This week I will install a leg vise on my Holtzapffel workbench in our sunroom, which is my shop on the first floor. I’ve had a twin-screw vise on Holtzapffel since I built it six years ago; when I’m done with this leg vise, I’ll be able to switch between leg vise and twin-screw with ease.
I’ve wanted to add a leg vise to the Holtzapffel for a long time, but I waited for one single reason: I wanted to use a Benchcrafted Classic metal screw on the bench. Jameel and Father John Abraham have been developing this vise for a long time, and I finally received my hardware while I was away in either Alaska or Maryland.
I’m going to install the Classic screw in tandem with Benchcrafted’s Crisscross Retro, a piece of hardware I’ve been sitting on impatiently for many months now.
My hope is this will be the most highly evolved form of metallic leg vise yet.
This morning I pulled out all the bits and pieces of the vise so I could plan out the maple vise chop. Handling Benchcrafted hardware is like holding jewelry, and the Classic is equal parts “space age” and “bad-ass.” The screw has a double-lead acme thread, which moves smoothly and quickly (1/2” per rotation). That’s very fast (check out the video on the Benchcrafted site). The machining on the screw and nut are fantastically smooth.

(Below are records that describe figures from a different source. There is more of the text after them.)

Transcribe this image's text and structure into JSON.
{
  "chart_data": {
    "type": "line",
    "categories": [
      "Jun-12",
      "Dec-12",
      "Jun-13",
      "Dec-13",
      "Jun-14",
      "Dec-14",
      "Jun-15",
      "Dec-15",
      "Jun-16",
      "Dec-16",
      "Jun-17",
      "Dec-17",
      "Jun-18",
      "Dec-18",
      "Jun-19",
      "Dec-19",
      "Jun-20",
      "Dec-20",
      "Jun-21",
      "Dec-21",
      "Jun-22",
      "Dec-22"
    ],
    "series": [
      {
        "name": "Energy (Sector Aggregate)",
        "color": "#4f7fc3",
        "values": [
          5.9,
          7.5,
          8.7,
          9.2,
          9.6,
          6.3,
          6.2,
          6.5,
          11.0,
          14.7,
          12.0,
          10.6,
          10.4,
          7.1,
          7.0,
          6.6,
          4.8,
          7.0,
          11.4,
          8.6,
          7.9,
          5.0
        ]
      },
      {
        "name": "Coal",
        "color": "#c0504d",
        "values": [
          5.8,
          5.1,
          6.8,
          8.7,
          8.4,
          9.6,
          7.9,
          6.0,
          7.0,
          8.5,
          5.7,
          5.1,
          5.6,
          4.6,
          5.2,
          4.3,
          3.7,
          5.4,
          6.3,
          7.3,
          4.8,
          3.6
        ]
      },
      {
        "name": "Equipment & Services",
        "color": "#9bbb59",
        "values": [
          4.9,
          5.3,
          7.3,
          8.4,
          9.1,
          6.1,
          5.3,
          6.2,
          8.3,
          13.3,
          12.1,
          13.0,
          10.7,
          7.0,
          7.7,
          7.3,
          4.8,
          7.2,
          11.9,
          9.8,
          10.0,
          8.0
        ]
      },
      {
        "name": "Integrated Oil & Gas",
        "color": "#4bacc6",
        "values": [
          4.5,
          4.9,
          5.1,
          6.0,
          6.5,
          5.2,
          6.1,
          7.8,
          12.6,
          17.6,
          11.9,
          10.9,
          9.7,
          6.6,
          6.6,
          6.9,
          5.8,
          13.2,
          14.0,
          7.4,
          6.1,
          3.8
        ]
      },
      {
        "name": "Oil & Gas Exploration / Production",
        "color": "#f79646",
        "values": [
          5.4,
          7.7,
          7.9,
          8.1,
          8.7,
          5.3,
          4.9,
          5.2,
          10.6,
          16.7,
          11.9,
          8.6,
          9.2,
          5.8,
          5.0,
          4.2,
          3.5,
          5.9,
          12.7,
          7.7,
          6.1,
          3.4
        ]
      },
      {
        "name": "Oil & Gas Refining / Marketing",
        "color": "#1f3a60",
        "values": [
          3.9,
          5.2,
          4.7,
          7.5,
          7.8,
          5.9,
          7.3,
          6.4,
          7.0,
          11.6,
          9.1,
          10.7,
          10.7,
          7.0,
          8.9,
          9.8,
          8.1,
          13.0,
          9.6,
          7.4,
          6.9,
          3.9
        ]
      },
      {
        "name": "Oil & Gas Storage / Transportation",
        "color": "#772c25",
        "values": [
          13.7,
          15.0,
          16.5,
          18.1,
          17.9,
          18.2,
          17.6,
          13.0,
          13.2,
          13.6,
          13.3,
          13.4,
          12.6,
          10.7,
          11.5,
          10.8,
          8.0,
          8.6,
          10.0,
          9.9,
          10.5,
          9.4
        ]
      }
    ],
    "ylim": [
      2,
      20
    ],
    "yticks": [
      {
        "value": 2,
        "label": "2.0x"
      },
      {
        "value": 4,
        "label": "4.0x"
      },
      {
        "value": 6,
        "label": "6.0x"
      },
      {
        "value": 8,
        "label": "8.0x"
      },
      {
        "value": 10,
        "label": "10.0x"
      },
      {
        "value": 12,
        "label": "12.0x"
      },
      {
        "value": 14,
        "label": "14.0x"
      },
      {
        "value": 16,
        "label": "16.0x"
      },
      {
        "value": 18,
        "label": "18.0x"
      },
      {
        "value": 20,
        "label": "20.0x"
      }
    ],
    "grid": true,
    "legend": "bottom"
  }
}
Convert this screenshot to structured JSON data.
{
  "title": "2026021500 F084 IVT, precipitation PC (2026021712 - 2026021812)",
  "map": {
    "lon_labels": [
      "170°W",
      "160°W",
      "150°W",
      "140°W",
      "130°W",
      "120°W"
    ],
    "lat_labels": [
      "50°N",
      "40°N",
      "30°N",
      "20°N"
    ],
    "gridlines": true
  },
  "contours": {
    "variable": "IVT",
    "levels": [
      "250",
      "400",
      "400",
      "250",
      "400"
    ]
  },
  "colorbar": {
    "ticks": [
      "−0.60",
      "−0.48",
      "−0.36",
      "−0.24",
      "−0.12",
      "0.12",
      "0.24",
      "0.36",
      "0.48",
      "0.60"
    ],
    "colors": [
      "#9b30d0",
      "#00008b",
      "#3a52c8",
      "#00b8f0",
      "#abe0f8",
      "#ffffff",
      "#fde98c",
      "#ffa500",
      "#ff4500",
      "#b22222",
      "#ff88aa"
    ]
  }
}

On the other hand, the hub, Tommy bar and flange are “Parkerized” like a firearm, which protects the surface from rust and is way cooler than paint.

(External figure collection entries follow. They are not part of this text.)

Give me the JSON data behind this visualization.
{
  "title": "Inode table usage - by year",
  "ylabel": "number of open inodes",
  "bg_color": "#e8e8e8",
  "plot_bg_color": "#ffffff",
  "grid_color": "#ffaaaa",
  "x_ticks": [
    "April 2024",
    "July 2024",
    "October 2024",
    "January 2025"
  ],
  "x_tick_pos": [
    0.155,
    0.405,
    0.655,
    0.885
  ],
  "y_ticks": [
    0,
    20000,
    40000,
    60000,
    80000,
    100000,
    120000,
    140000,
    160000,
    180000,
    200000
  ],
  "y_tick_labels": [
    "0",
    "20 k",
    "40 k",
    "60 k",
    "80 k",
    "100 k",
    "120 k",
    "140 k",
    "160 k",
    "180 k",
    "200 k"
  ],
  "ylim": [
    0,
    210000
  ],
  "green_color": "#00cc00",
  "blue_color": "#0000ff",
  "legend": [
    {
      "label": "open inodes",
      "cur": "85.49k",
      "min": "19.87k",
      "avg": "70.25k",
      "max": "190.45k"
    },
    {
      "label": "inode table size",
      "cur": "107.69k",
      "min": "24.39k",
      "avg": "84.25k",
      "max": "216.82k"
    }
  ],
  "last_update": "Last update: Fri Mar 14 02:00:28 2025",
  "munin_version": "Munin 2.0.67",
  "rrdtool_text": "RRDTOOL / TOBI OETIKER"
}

The Tommy bar is also thoughtfully designed. The metal ends unscrew. And the way the Tommy bar interacts with the hub is quite cool. There is a detent in the Tommy bar that intersects with a spring-loaded plunger in the hub. This allows you to lock the Tommy bar in the middle of its length for coarse adjustments. Or you can let it swing free for maximum leverage.
It’s almost like magic.
I haven’t been this excited about vise hardware in a long time. If you are considering adding a leg vise or are building a new bench this year, I recommend you take a hard look at the Benchcrafted Classic and Crisscross combination.
— Christopher Schwarz
P.S. I know commenters are going to ask me to compare this to a wooden screw. Save your breath. It’s an aesthetic choice more than a functional one in my opinion. Wooden screws like those from Lake Erie are on par with the quality of the Benchcrafted stuff. So it’s like handplane bodies. Which do you prefer: metallic or wooden? They both work great.